Der Morgen danach: Bill muss sich erstmal mit seinem Frühstück beschäftigen: »Früchte, Müsli, Joghurt, Roggenbrot« (Bild). Dann gibt's vorerst nichts zu essen. Aber keine Sorge, für den kleinen Hunger zwischendurch ist gesorgt, indem man ein paar Leckereien bereitgelegt hat: »Apple-Pie, Apple-Quiche, Apfelkompott« (Bild). In Aachen »lächelt der Herr des Weißen Hauses« (Berliner Kurier) kurz, und schon geht's wieder zurück in die Hauptstadt.

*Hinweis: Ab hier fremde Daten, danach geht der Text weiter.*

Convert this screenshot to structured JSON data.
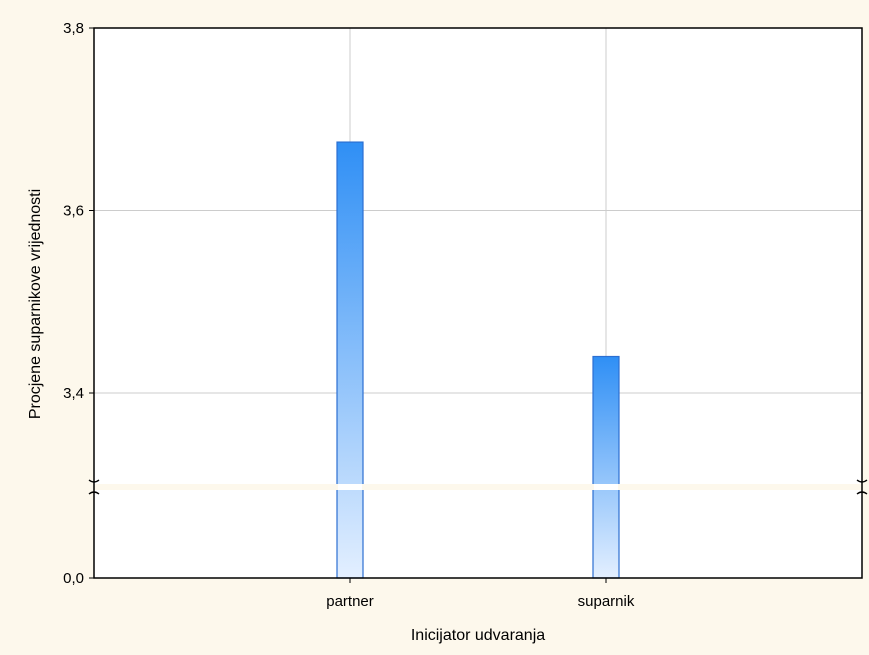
{
  "colors": {
    "page_background": "#fdf8ec",
    "plot_background": "#ffffff",
    "bar_top": "#2f8ff5",
    "bar_bottom": "#e3efff",
    "bar_border": "#2c6fd1",
    "grid": "#cccccc"
  },
  "chart_data": {
    "type": "bar",
    "categories": [
      "partner",
      "suparnik"
    ],
    "values": [
      3.675,
      3.44
    ],
    "xlabel": "Inicijator udvaranja",
    "ylabel": "Procjene suparnikove vrijednosti",
    "yticks": [
      "3,8",
      "3,6",
      "3,4",
      "0,0"
    ],
    "scale_break": "between 0,0 and ~3,3",
    "upper_ylim": [
      3.3,
      3.8
    ],
    "grid": true,
    "legend": "none"
  }
}
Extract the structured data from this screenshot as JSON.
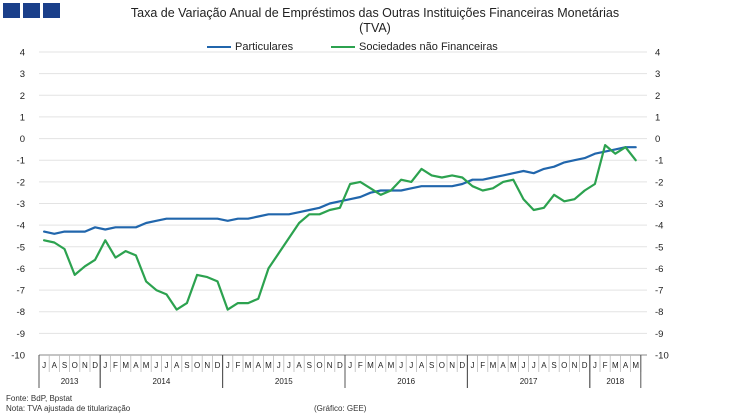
{
  "logo": {
    "color": "#1a3f8a",
    "count": 3
  },
  "header": {
    "title_line1": "Taxa de Variação Anual de Empréstimos das Outras Instituições Financeiras Monetárias",
    "title_line2": "(TVA)"
  },
  "footer": {
    "source": "Fonte: BdP, Bpstat",
    "note": "Nota: TVA ajustada de titularização",
    "credit": "(Gráfico: GEE)"
  },
  "chart_data": {
    "type": "line",
    "title": "Taxa de Variação Anual de Empréstimos das Outras Instituições Financeiras Monetárias (TVA)",
    "ylim": [
      -10,
      4
    ],
    "yticks": [
      4,
      3,
      2,
      1,
      0,
      -1,
      -2,
      -3,
      -4,
      -5,
      -6,
      -7,
      -8,
      -9,
      -10
    ],
    "month_labels": [
      "J",
      "A",
      "S",
      "O",
      "N",
      "D",
      "J",
      "F",
      "M",
      "A",
      "M",
      "J",
      "J",
      "A",
      "S",
      "O",
      "N",
      "D",
      "J",
      "F",
      "M",
      "A",
      "M",
      "J",
      "J",
      "A",
      "S",
      "O",
      "N",
      "D",
      "J",
      "F",
      "M",
      "A",
      "M",
      "J",
      "J",
      "A",
      "S",
      "O",
      "N",
      "D",
      "J",
      "F",
      "M",
      "A",
      "M",
      "J",
      "J",
      "A",
      "S",
      "O",
      "N",
      "D",
      "J",
      "F",
      "M",
      "A",
      "M"
    ],
    "years": [
      {
        "label": "2013",
        "start": 0,
        "count": 6
      },
      {
        "label": "2014",
        "start": 6,
        "count": 12
      },
      {
        "label": "2015",
        "start": 18,
        "count": 12
      },
      {
        "label": "2016",
        "start": 30,
        "count": 12
      },
      {
        "label": "2017",
        "start": 42,
        "count": 12
      },
      {
        "label": "2018",
        "start": 54,
        "count": 5
      }
    ],
    "series": [
      {
        "name": "Particulares",
        "color": "#2166ac",
        "values": [
          -4.3,
          -4.4,
          -4.3,
          -4.3,
          -4.3,
          -4.1,
          -4.2,
          -4.1,
          -4.1,
          -4.1,
          -3.9,
          -3.8,
          -3.7,
          -3.7,
          -3.7,
          -3.7,
          -3.7,
          -3.7,
          -3.8,
          -3.7,
          -3.7,
          -3.6,
          -3.5,
          -3.5,
          -3.5,
          -3.4,
          -3.3,
          -3.2,
          -3.0,
          -2.9,
          -2.8,
          -2.7,
          -2.5,
          -2.4,
          -2.4,
          -2.4,
          -2.3,
          -2.2,
          -2.2,
          -2.2,
          -2.2,
          -2.1,
          -1.9,
          -1.9,
          -1.8,
          -1.7,
          -1.6,
          -1.5,
          -1.6,
          -1.4,
          -1.3,
          -1.1,
          -1.0,
          -0.9,
          -0.7,
          -0.6,
          -0.5,
          -0.4,
          -0.4
        ]
      },
      {
        "name": "Sociedades não Financeiras",
        "color": "#2ca24f",
        "values": [
          -4.7,
          -4.8,
          -5.1,
          -6.3,
          -5.9,
          -5.6,
          -4.7,
          -5.5,
          -5.2,
          -5.4,
          -6.6,
          -7.0,
          -7.2,
          -7.9,
          -7.6,
          -6.3,
          -6.4,
          -6.6,
          -7.9,
          -7.6,
          -7.6,
          -7.4,
          -6.0,
          -5.3,
          -4.6,
          -3.9,
          -3.5,
          -3.5,
          -3.3,
          -3.2,
          -2.1,
          -2.0,
          -2.3,
          -2.6,
          -2.4,
          -1.9,
          -2.0,
          -1.4,
          -1.7,
          -1.8,
          -1.7,
          -1.8,
          -2.2,
          -2.4,
          -2.3,
          -2.0,
          -1.9,
          -2.8,
          -3.3,
          -3.2,
          -2.6,
          -2.9,
          -2.8,
          -2.4,
          -2.1,
          -0.3,
          -0.7,
          -0.4,
          -1.0
        ]
      }
    ]
  }
}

Und beim »Vier-Gänge-Menü« (Berliner Kurier) am Abend, soviel steht fest, kann man ja wieder zuschlagen. Denn auf der Party im Schloß Charlottenburg »wird geschlemmt« (Berliner Kurier). Reichlich fließt auch der »Riesling-Sekt« (Berliner Kurier). Allein das Essen dauert rund drei Stunden« (Berliner Zeitung).

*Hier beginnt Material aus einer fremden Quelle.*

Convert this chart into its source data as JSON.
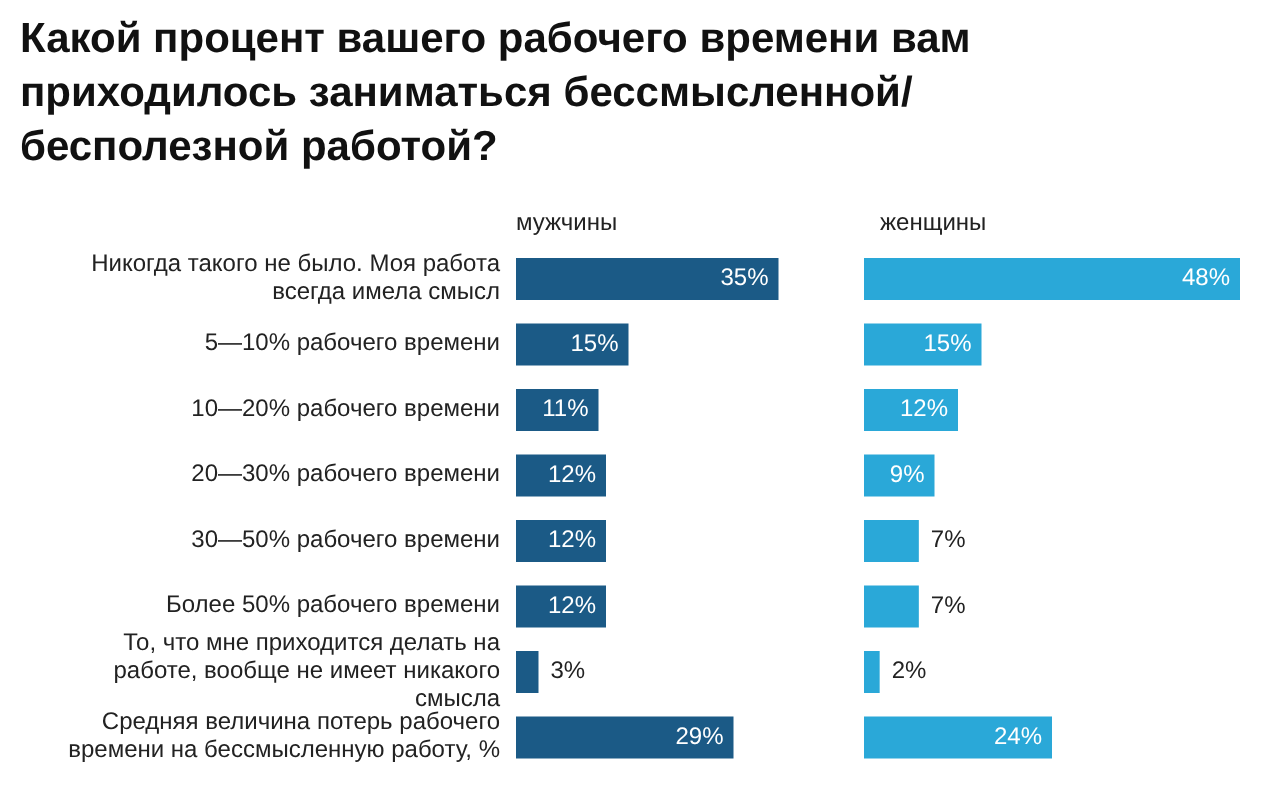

Voller Bauch debattiert nicht gern. Deshalb geht die Arbeit erst am folgenden Tag los: »Modernes Regieren im 21. Jahrhundert« heißt heuer die Reklameveranstaltung für den Neoliberalismus. Das bedeutet »drei Stunden harter Arbeit« (Schröder).

Es geht um Modernisierung, Fortschritt, New Economy, Zivilgesellschaft, Effektivität, Visionen, Innovation usw. Man kennt das ja. Aber auf die Verpackung kommt es an. Zum Schluss wieder Lachen und Händeschütteln. Beim abschließenden »gemeinsamen Mittagessen« (Tagesspiegel), bei dem man nochmal richtig zulangen kann, knallen dann wieder die Korken.

Zugegeben: Man weiß nicht alles, was zwischen Schröder und Clinton geschah. Eines aber wissen wir mit Sicherheit. Ihre Krawatten waren beide blauweiß: »Clinton kariert, Schröder gestreift« (Tagesspiegel).